What happens when nobody watches the capacity
It's Wednesday, 09:15. A product manager opens a Power BI report backed by a Direct Lake semantic model. The report spins for 20 seconds before returning results. She refreshes. Same delay. She messages the data team: "Power BI is slow today."
The data engineer opens the Fabric Capacity Metrics App. The utilization chart shows a spike that started at 06:12 — a Spark notebook that ran concurrently with three scheduled semantic model refreshes. Together they consumed more CUs than the F4 capacity could handle in a 10-minute window. Fabric applied the first throttling stage: 20-second delays on all interactive operations.
Nobody got an alert. The Capacity Metrics App doesn't send notifications. The spike was already four hours old by the time someone checked. This is the gap between having capacity metrics available and actually monitoring them.
What is Microsoft Fabric capacity?
Microsoft Fabric capacity is a pool of compute resources allocated to your tenant, measured in Capacity Units (CUs). Every Fabric workload — Spark notebooks, data pipelines, semantic model refreshes, warehouse queries, dataflows — draws from this shared pool. You purchase a specific SKU (F2, F4, F8, F16, and so on), and that SKU determines how many CUs per second your capacity provides.
An F2 gives you 2 CUs per second. An F64 gives you 64. The CUs are shared across all workspaces assigned to that capacity. There is no per-workload isolation unless you assign workloads to separate capacities.
This shared model means that a runaway Spark job can consume CUs that your semantic model refreshes need. A warehouse query running during peak hours competes with your dataflow. The capacity doesn't distinguish between "important" and "experimental" — it allocates CUs on a first-come basis and applies throttling when the total exceeds what the SKU supports.
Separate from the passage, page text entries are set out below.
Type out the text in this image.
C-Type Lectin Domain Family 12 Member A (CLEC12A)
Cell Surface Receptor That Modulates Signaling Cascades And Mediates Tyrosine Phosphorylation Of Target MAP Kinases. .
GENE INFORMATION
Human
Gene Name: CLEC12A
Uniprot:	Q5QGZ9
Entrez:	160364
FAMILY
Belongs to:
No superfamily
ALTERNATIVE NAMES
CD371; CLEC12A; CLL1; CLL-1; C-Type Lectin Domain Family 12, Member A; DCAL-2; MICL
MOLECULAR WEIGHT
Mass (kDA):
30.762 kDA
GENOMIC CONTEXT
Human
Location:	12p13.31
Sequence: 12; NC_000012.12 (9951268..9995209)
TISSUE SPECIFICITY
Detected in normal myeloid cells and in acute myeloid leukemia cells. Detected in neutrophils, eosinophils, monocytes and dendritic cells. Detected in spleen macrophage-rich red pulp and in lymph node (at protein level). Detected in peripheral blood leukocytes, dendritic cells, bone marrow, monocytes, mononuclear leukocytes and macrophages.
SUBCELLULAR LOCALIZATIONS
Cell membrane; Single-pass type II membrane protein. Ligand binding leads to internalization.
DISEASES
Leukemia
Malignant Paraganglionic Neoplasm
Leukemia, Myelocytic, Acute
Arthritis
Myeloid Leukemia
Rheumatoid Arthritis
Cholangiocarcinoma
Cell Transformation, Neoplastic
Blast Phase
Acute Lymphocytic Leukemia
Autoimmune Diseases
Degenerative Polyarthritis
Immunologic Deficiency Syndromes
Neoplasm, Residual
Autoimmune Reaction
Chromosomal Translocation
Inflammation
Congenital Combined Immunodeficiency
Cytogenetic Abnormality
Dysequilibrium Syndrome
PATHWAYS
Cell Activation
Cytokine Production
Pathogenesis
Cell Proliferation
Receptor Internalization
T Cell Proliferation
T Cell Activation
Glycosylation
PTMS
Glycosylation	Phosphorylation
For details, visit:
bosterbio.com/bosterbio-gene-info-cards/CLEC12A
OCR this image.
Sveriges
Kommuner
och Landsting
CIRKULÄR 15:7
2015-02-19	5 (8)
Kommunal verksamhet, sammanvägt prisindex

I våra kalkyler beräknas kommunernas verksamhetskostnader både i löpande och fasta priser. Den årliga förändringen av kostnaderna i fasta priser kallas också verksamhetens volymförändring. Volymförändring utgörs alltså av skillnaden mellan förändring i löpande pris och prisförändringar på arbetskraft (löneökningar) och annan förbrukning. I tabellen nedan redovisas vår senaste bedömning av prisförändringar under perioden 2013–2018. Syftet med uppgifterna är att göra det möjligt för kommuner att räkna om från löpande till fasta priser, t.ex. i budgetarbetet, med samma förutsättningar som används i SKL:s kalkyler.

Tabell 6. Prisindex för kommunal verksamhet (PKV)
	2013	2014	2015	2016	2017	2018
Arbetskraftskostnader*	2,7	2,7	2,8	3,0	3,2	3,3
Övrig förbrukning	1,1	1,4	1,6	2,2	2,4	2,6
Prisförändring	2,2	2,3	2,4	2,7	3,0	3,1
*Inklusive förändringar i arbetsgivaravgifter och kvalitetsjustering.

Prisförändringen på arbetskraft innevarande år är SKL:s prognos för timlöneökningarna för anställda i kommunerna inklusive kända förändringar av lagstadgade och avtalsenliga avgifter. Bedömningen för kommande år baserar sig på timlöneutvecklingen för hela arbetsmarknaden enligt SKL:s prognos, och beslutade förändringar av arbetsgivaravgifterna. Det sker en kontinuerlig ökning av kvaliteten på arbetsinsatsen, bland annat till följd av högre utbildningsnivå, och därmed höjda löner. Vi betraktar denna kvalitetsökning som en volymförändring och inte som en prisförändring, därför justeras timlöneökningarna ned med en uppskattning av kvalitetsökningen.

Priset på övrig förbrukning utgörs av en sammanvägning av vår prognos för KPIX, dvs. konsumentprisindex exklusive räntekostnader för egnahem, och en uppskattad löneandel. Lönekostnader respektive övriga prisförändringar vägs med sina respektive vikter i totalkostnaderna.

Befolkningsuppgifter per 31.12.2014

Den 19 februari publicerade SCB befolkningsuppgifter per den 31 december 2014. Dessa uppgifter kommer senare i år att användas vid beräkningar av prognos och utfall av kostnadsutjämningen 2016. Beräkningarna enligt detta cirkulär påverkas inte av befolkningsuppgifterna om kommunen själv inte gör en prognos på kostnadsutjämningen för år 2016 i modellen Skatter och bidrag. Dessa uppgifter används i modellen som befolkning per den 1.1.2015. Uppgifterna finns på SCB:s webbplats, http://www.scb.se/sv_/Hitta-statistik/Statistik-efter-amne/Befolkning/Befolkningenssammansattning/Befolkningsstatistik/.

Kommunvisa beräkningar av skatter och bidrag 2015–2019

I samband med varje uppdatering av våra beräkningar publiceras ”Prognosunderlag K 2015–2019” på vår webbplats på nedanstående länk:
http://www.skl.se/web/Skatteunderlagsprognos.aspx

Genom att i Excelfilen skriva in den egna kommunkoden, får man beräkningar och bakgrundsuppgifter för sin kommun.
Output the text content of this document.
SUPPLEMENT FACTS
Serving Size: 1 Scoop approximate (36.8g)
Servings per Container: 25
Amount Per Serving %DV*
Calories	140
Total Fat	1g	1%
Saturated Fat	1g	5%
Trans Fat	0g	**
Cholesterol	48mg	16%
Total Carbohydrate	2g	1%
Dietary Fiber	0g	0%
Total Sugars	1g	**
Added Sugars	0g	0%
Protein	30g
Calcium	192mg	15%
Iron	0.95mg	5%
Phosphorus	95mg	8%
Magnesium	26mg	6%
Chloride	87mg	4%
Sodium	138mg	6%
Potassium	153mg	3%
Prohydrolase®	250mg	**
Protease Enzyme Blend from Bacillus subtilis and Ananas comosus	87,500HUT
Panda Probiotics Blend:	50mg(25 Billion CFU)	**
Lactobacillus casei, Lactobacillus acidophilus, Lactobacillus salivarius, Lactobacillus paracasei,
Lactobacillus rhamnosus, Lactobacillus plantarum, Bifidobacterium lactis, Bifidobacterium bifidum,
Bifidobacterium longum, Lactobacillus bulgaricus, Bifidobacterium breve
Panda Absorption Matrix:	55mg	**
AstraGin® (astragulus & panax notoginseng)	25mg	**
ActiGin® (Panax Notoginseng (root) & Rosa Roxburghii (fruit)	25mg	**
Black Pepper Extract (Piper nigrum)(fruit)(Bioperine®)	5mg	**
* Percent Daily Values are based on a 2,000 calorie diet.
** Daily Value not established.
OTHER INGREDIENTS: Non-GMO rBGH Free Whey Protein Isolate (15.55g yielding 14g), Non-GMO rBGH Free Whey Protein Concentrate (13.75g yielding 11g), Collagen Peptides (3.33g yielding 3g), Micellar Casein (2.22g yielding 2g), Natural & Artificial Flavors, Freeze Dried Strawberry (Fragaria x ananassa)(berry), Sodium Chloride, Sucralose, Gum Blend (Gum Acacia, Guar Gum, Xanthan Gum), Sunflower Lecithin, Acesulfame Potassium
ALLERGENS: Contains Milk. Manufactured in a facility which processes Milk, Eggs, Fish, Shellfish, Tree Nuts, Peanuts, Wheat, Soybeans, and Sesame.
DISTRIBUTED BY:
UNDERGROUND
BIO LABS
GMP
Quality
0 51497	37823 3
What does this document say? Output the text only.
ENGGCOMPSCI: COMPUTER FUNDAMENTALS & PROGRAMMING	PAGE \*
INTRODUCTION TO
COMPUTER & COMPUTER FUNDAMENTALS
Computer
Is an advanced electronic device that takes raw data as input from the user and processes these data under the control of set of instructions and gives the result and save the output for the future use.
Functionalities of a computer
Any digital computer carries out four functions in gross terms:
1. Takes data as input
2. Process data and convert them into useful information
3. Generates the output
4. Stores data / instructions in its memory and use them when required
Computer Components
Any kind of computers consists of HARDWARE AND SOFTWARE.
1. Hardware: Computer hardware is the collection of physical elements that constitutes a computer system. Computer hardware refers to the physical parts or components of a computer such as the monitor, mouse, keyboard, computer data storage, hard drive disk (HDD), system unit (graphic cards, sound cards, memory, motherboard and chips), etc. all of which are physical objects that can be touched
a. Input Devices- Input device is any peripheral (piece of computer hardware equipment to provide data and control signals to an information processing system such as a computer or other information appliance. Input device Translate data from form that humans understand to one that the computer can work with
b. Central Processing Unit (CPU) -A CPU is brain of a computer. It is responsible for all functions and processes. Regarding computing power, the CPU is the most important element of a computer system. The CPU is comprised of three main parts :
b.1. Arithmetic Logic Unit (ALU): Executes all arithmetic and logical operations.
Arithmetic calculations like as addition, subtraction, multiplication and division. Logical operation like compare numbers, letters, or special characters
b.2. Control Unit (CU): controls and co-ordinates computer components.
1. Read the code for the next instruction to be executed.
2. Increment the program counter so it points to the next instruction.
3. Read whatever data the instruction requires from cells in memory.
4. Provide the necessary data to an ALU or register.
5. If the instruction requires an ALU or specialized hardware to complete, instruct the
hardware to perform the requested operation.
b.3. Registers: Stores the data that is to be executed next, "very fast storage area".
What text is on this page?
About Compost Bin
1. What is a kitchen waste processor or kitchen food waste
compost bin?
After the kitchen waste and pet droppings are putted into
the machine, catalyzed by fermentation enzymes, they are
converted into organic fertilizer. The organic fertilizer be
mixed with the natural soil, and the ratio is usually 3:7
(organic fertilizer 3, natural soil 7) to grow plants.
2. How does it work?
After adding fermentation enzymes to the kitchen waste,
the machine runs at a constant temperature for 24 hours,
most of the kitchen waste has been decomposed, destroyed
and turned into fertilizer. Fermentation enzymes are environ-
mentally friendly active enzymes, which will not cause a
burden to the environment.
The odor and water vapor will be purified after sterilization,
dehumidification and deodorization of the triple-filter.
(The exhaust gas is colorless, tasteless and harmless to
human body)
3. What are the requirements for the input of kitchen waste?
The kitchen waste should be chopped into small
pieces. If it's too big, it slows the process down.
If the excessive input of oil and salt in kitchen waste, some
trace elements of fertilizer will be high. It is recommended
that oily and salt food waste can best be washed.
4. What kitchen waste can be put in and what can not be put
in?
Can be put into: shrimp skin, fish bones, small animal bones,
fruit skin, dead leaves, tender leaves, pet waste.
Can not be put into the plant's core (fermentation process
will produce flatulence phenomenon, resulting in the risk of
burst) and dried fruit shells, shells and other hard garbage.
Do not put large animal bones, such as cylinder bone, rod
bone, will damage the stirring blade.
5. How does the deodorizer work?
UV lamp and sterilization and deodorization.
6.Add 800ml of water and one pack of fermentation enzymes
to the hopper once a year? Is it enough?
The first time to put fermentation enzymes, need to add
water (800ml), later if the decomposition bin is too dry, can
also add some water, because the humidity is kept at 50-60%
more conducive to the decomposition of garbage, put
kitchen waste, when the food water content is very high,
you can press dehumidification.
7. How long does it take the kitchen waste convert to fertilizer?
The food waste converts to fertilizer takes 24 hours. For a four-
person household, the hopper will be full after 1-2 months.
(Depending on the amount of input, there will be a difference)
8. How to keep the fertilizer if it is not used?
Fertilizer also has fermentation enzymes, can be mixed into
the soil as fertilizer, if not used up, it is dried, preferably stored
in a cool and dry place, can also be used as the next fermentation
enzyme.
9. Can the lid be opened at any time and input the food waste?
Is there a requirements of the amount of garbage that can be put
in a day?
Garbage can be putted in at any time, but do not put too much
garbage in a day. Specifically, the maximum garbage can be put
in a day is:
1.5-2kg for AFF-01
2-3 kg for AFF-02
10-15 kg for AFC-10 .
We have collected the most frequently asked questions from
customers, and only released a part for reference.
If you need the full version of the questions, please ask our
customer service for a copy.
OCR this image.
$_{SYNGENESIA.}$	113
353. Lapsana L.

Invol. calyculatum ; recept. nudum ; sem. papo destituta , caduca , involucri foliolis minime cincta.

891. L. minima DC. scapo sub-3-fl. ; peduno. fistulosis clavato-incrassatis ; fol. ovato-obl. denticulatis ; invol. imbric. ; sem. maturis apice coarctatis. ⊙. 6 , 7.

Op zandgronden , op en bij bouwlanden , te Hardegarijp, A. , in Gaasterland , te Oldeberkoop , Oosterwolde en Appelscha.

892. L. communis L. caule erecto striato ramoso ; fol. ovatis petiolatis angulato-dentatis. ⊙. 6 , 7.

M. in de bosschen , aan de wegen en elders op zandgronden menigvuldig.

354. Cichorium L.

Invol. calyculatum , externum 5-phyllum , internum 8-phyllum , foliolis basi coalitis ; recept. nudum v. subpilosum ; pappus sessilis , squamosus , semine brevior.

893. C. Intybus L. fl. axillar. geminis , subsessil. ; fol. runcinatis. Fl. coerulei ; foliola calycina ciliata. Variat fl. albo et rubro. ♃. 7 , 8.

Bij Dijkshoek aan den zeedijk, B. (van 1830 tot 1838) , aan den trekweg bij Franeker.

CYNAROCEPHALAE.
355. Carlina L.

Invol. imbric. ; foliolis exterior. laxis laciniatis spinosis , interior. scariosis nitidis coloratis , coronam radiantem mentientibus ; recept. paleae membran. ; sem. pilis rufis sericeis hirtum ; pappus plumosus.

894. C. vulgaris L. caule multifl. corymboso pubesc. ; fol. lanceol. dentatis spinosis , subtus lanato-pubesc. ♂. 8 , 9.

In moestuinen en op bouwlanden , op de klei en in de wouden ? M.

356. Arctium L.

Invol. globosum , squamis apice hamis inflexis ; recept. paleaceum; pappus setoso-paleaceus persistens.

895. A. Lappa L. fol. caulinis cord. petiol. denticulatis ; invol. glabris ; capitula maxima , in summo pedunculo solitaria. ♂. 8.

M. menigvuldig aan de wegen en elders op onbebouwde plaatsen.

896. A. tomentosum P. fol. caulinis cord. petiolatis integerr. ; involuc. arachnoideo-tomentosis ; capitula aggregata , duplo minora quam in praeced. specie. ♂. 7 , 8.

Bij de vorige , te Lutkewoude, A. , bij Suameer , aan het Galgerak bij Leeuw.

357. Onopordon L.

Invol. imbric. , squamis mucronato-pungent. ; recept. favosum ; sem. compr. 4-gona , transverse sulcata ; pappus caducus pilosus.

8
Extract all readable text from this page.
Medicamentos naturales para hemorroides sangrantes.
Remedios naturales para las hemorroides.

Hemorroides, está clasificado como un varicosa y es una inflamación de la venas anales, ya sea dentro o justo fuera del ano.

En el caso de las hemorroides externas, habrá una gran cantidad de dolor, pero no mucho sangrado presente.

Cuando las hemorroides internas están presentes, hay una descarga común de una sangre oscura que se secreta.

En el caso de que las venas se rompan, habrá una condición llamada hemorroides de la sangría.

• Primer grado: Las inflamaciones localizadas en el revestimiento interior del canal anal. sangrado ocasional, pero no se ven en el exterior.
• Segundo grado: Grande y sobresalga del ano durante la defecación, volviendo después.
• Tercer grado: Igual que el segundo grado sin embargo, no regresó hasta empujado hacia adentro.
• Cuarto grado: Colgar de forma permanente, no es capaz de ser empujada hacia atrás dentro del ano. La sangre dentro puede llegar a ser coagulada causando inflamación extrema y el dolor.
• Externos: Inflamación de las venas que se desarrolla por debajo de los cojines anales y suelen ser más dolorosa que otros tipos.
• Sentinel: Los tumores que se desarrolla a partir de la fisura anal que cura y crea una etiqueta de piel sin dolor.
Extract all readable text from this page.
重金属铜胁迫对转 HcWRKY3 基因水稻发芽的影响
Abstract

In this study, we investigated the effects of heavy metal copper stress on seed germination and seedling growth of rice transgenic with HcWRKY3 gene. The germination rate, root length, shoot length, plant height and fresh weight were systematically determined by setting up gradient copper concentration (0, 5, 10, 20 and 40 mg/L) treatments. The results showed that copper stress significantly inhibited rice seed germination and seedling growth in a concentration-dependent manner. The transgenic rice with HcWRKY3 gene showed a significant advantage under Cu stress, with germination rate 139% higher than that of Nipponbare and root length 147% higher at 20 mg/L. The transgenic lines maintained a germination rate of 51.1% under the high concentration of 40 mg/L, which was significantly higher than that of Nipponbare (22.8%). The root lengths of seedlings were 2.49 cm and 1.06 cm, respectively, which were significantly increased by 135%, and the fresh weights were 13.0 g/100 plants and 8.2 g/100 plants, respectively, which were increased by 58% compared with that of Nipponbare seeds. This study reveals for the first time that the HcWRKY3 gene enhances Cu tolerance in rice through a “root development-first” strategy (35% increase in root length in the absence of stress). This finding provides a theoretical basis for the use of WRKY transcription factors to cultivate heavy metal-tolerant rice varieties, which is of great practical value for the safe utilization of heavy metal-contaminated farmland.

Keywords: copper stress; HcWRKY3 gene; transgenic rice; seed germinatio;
How Fabric Capacity Units (CUs) are consumed and smoothed
Every operation in Fabric consumes CU-seconds. A semantic model refresh that uses 1 CU for 30 seconds consumes 30 CU-seconds. A Spark notebook that runs for 10 minutes using 4 CUs consumes 2,400 CU-seconds.
Fabric doesn't charge all of that consumption to the instant it happened. It uses smoothing to spread the cost over future timepoints. A timepoint in Fabric is 30 seconds long — there are 2,880 timepoints in 24 hours.
The smoothing window depends on the operation type:
- Interactive operations (report queries, on-demand refreshes, API calls): smoothed over 5 to 64 minutes, depending on how many CUs they consumed.
- Background operations (scheduled refreshes, Spark jobs, dataflows): smoothed over 24 hours.
This is where capacity planning gets unintuitive. A single background job consuming 1 CU-hour (3,600 CU-seconds) only contributes about 2.1% to any individual timepoint on an F2 capacity. That same job on an F64 contributes 0.065% per timepoint. The larger your SKU, the less impact each operation has.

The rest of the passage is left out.